Strategi Krisis yang Diperlukan
Brand yang saat ini masih terjebak dalam dilema ini harus benar-benar menyusun strategi krisis yang matang. Hal ini perlu melibatkan adanya identifikasi dan mitigasi risiko reputasi, penentuan framing pesan yang diinginkan, serta penguatan komitmen dari brand terhadap nilai-nilai fundamental mereka. Kesinambungan dan konsistensi dalam komunikasi menjadi tolak ukur untuk merangkai kembali kepercayaan dan dukungan dari publik.

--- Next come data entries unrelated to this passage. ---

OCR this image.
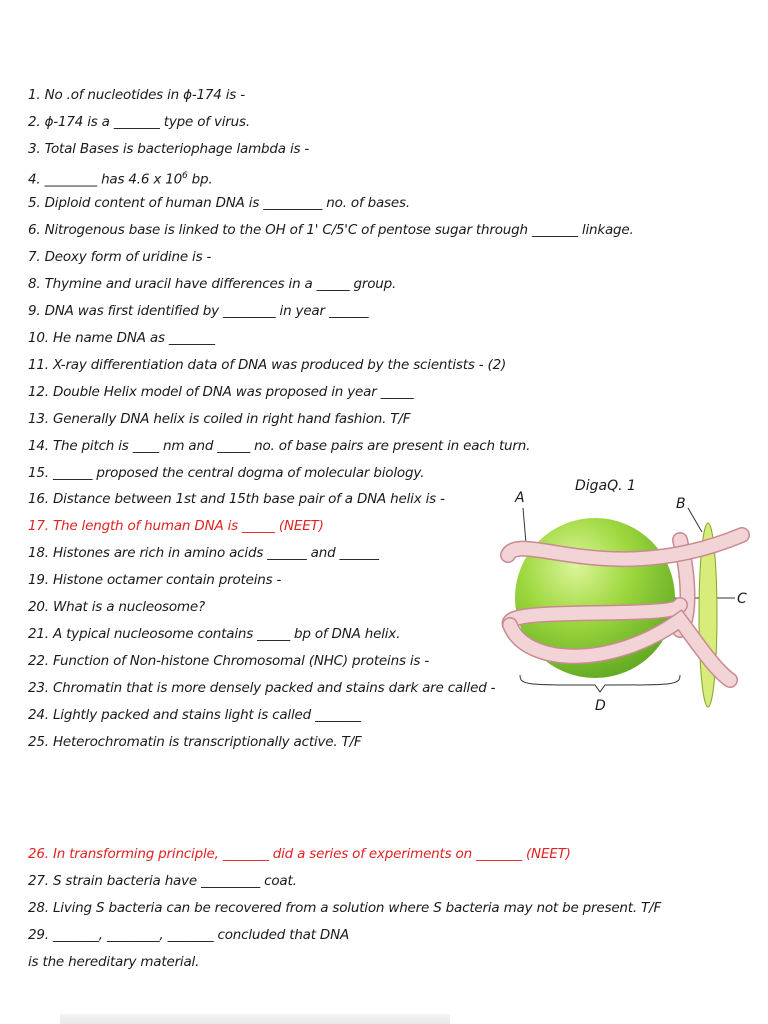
1. No .of nucleotides in ϕ-174 is -
2. ϕ-174 is a _______ type of virus.
3. Total Bases is bacteriophage lambda is -
4. ________ has 4.6 x $10^6$ bp.
5. Diploid content of human DNA is _________ no. of bases.
6. Nitrogenous base is linked to the OH of 1' C/5'C of pentose sugar through _______ linkage.
7. Deoxy form of uridine is -
8. Thymine and uracil have differences in a _____ group.
9. DNA was first identified by ________ in year ______
10. He name DNA as _______
11. X-ray differentiation data of DNA was produced by the scientists - (2)
12. Double Helix model of DNA was proposed in year _____
13. Generally DNA helix is coiled in right hand fashion. T/F
14. The pitch is ____ nm and _____ no. of base pairs are present in each turn.
15. ______ proposed the central dogma of molecular biology.
16. Distance between 1st and 15th base pair of a DNA helix is -
17. The length of human DNA is _____ (NEET)
18. Histones are rich in amino acids ______ and ______
19. Histone octamer contain proteins -
20. What is a nucleosome?
21. A typical nucleosome contains _____ bp of DNA helix.
22. Function of Non-histone Chromosomal (NHC) proteins is -
23. Chromatin that is more densely packed and stains dark are called -
24. Lightly packed and stains light is called _______
25. Heterochromatin is transcriptionally active. T/F
26. In transforming principle, _______ did a series of experiments on _______ (NEET)
27. S strain bacteria have _________ coat.
28. Living S bacteria can be recovered from a solution where S bacteria may not be present. T/F
29. _______, ________, _______ concluded that DNA
is the hereditary material.
DigaQ. 1
A	B
C
D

Mengatasi Dilema dengan Bijak
Dalam mengatasi dilema ini, sebuah brand harus bisa membuktikan independensinya dan memperjelas nilai-nilai inti mereka kepada khalayak umum. Tidak cukup dengan hal itu, mereka juga perlu menjalin komunikasi terbuka dengan para konsumen, menjelaskan posisi mereka yang sebenarnya, serta memastikan bahwa tindakan mereka sesuai dengan nilai-nilai yang mereka anut. Untuk saat ini dilema ini tergolong sulit, dan juga dapat menjadi kesempatan bagi brand untuk merestorasi citra dan membuktikan komitmen mereka terhadap keadilan dan keseimbangan global.
Perlu adanya kebijaksanaan dan keberanian untuk mengelola nama baik sebuah brand ditengah isu-isu politik internasional yang tengah memanas. Dalam situasi ini, sebuah harus menjadi agen perubahan yang bijak serta mampu memberikan pembuktian bahwa mereka mampu membawa nilai positif ke dunia tanpa perlu terlibat dalam konflik politik yang rumit.